Un artista a me particolarmente caro, con cui sono in contatto, è Mat Collishaw. Di lui ci sono due grandi opere. Un corridoio le cui pareti sono degli enormi schermi sui quali viene proiettata a ciclo continuo la festa valenciana per antonomasia: la nit del foc, la notte del fuoco; è la notte di san Giuseppe in cui insieme ai fuochi d’artificio vengono bruciate le fallas, monumentali sculture in cartapesta (lontanamente ricordano i carri di Viareggio) che hanno adornato le piazza cittadine durante la settimana. Lo spettatore si trova in mezzo a questa stretta galleria attorniato da fiamme.
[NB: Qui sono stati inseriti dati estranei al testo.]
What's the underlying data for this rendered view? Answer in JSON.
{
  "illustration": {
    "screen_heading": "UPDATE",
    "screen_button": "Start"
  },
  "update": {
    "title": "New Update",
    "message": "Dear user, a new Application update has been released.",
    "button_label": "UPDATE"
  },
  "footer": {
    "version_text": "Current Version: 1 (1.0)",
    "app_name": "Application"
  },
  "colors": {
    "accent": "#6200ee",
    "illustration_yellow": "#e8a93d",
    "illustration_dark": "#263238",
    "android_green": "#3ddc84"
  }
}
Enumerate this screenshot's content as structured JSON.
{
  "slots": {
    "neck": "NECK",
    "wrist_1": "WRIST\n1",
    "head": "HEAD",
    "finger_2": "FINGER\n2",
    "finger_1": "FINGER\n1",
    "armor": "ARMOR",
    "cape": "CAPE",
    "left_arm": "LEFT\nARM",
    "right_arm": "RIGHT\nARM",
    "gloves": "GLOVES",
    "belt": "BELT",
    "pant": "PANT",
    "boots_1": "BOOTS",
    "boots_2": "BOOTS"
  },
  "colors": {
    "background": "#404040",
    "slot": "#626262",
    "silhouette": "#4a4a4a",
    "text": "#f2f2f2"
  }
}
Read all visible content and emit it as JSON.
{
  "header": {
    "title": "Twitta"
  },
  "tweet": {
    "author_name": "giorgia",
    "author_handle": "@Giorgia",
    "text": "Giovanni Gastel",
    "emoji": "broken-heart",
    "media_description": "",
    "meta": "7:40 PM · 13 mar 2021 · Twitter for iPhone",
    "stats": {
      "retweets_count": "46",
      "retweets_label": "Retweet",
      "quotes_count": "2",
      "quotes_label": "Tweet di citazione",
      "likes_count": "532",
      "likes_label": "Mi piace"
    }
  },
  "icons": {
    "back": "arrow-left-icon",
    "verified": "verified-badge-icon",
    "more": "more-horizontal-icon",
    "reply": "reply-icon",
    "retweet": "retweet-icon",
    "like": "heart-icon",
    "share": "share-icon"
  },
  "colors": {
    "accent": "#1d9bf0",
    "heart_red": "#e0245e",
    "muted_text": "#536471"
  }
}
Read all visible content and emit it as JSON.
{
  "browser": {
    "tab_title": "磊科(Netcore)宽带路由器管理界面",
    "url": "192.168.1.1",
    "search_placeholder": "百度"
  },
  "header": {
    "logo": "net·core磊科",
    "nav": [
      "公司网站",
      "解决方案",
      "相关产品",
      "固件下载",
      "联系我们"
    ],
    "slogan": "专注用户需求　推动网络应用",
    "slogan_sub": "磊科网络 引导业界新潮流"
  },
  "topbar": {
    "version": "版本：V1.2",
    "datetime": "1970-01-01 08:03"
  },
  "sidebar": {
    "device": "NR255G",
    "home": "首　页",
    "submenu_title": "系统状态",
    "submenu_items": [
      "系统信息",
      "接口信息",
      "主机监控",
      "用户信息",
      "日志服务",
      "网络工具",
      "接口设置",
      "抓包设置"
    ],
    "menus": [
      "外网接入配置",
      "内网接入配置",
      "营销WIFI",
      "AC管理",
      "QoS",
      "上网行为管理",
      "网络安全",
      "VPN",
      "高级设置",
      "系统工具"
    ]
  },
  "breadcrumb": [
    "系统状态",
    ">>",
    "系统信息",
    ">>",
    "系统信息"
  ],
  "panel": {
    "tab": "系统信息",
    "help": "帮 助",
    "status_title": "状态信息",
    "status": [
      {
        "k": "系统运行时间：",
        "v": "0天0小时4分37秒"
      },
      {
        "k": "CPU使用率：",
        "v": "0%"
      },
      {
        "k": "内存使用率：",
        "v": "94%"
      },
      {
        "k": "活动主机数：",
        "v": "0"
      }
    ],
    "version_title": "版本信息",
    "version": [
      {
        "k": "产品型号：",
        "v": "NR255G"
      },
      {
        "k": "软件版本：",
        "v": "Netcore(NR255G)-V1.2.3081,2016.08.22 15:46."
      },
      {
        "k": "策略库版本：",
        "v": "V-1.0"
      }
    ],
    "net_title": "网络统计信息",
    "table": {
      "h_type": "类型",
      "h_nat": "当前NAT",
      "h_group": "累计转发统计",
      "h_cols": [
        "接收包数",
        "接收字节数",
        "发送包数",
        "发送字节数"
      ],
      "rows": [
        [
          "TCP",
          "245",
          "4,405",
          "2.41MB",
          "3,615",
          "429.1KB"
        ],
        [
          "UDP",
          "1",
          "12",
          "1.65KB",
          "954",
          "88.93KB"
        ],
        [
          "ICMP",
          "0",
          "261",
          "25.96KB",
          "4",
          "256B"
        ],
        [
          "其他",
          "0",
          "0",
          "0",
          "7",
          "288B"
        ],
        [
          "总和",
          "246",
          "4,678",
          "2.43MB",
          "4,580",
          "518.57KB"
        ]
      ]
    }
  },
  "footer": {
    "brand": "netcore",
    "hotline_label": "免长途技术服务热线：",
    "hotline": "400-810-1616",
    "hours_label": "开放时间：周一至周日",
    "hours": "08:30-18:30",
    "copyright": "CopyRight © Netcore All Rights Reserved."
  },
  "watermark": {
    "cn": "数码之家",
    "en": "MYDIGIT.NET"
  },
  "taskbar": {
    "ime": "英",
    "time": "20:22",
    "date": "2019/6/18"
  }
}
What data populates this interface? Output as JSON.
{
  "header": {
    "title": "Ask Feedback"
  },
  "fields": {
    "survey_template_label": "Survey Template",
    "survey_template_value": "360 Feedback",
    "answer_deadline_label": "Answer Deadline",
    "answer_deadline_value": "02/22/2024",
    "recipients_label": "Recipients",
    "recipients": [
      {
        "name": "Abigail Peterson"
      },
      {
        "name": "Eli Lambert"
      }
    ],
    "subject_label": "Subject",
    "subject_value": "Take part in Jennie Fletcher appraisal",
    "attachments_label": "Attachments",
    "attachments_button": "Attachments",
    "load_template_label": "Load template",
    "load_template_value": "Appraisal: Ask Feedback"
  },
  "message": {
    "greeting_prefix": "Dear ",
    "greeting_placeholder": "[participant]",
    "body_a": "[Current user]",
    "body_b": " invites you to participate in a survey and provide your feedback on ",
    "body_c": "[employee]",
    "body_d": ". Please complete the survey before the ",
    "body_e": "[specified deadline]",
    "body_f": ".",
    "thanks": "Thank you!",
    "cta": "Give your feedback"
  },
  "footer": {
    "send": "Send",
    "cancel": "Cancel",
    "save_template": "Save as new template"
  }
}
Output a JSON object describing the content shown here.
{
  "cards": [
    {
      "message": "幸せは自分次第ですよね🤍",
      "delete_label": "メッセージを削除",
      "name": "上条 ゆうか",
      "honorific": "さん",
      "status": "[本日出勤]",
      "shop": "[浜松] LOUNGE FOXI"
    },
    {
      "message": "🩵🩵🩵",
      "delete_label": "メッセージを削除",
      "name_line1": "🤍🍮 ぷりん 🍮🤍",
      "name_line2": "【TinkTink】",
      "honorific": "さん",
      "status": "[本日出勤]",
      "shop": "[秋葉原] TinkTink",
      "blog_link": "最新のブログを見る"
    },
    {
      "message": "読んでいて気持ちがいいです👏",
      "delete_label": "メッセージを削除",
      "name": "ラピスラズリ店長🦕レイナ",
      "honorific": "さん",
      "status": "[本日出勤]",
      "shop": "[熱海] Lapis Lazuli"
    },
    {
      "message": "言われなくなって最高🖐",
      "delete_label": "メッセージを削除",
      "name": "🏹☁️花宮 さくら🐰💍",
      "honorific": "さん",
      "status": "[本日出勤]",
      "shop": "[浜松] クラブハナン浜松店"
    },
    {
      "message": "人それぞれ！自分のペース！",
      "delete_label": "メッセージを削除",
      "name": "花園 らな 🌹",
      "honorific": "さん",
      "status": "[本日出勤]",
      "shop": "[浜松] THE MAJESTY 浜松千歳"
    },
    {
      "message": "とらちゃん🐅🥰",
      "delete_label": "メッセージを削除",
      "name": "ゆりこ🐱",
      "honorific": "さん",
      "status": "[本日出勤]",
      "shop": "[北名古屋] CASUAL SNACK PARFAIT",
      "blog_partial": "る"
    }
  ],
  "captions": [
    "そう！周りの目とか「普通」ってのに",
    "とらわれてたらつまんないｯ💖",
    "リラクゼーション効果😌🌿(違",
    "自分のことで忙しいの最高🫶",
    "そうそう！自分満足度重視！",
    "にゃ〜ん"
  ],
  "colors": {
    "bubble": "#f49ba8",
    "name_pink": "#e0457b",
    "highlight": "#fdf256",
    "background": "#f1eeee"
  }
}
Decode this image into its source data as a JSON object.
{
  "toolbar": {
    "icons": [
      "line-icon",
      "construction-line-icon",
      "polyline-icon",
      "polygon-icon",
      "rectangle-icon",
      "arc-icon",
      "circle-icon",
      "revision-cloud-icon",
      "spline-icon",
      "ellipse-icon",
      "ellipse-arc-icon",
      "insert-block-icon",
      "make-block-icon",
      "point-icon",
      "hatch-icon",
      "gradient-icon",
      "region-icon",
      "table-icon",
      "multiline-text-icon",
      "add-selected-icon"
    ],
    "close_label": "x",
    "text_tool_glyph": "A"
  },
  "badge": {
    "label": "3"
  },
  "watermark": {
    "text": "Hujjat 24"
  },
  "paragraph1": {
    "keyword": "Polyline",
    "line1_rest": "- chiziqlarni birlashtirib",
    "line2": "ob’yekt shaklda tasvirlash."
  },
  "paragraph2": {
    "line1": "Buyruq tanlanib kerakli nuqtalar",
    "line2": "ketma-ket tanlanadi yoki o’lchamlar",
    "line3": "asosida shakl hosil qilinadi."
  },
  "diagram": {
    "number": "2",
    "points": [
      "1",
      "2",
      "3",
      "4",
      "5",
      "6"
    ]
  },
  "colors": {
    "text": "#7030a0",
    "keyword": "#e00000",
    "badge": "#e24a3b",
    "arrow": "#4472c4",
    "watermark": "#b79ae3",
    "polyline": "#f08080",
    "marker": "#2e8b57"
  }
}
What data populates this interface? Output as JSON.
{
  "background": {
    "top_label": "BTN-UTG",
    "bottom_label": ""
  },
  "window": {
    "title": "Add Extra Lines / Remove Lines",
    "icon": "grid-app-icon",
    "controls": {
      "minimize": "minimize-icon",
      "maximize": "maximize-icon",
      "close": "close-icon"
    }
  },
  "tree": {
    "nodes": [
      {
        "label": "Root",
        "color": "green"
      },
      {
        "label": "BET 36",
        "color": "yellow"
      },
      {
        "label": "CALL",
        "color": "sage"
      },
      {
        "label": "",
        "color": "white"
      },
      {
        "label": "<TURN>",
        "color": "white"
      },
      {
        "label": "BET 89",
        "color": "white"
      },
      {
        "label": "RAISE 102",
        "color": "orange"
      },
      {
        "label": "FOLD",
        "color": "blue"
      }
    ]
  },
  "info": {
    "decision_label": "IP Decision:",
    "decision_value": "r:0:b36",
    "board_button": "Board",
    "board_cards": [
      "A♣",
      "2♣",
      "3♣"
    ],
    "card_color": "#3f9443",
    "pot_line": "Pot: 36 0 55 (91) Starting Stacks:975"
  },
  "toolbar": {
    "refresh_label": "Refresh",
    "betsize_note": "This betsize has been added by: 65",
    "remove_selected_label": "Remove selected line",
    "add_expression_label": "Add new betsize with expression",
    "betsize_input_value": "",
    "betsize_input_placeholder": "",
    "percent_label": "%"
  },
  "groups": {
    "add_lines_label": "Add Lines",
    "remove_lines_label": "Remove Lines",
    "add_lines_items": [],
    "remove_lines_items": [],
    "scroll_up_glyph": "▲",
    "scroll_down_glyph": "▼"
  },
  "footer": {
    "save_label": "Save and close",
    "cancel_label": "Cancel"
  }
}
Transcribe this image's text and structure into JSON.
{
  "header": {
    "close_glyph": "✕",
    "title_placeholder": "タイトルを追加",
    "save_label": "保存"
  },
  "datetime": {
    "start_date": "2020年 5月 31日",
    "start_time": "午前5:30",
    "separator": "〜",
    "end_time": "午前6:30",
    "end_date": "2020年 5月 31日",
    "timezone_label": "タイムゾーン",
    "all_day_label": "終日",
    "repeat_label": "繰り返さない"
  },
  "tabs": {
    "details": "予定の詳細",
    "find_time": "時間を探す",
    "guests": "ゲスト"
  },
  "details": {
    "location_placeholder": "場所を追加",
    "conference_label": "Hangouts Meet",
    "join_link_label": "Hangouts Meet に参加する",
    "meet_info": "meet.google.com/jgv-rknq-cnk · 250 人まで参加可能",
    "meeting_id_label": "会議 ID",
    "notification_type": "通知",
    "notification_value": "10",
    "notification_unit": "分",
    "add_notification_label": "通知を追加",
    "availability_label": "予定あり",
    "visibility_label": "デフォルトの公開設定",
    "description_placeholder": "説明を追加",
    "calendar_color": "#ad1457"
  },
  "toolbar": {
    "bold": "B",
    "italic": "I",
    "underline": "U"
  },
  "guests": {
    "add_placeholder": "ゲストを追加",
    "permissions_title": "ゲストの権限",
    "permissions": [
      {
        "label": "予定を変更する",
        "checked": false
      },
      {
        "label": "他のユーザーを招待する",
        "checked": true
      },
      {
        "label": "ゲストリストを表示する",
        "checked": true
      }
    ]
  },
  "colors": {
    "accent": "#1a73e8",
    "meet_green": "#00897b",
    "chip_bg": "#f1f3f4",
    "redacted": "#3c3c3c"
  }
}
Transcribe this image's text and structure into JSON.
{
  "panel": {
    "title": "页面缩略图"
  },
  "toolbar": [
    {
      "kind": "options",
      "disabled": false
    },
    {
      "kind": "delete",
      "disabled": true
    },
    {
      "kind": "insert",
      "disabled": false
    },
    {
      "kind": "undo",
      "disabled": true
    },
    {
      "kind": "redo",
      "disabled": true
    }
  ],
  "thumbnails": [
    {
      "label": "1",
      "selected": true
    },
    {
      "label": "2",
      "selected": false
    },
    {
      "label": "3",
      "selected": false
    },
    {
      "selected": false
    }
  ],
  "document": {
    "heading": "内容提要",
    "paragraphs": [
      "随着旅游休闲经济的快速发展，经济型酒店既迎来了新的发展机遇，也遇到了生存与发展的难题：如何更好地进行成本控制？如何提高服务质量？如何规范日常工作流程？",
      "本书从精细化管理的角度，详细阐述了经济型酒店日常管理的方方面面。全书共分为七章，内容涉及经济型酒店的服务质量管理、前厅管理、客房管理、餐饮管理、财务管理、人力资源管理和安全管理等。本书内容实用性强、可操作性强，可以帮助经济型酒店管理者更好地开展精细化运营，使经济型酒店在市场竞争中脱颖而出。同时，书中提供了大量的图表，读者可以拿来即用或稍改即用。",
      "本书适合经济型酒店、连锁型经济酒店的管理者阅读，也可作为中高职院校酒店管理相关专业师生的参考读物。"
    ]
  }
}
Meraviglioso. L’altra opera è ispirata al ritrovamento sotto l’edificio del circo romano. In una grande elisse corrono i cavalli, senza cavalieri, senza carri, in una corsa infinita.
E si può continuare, con il tunnel luminoso di Olafur Eliasson o l’altro tunnel in materiali vari (resina acrilica, polvere di marmo, acciaio inossidabile lucidato a specchio e luce ambrata, ndr) di Cristina Iglesias, o le due sale occupate da recenti lavori di David Hockney. E ancora Oppi, Anatsui, Kapoor, Cragg e tanti altri.
Agli italiani piace andare in Spagna e Valencia è una delle mete. Non omettano la vista alla Herrero’s Collection. Ne vale la pena.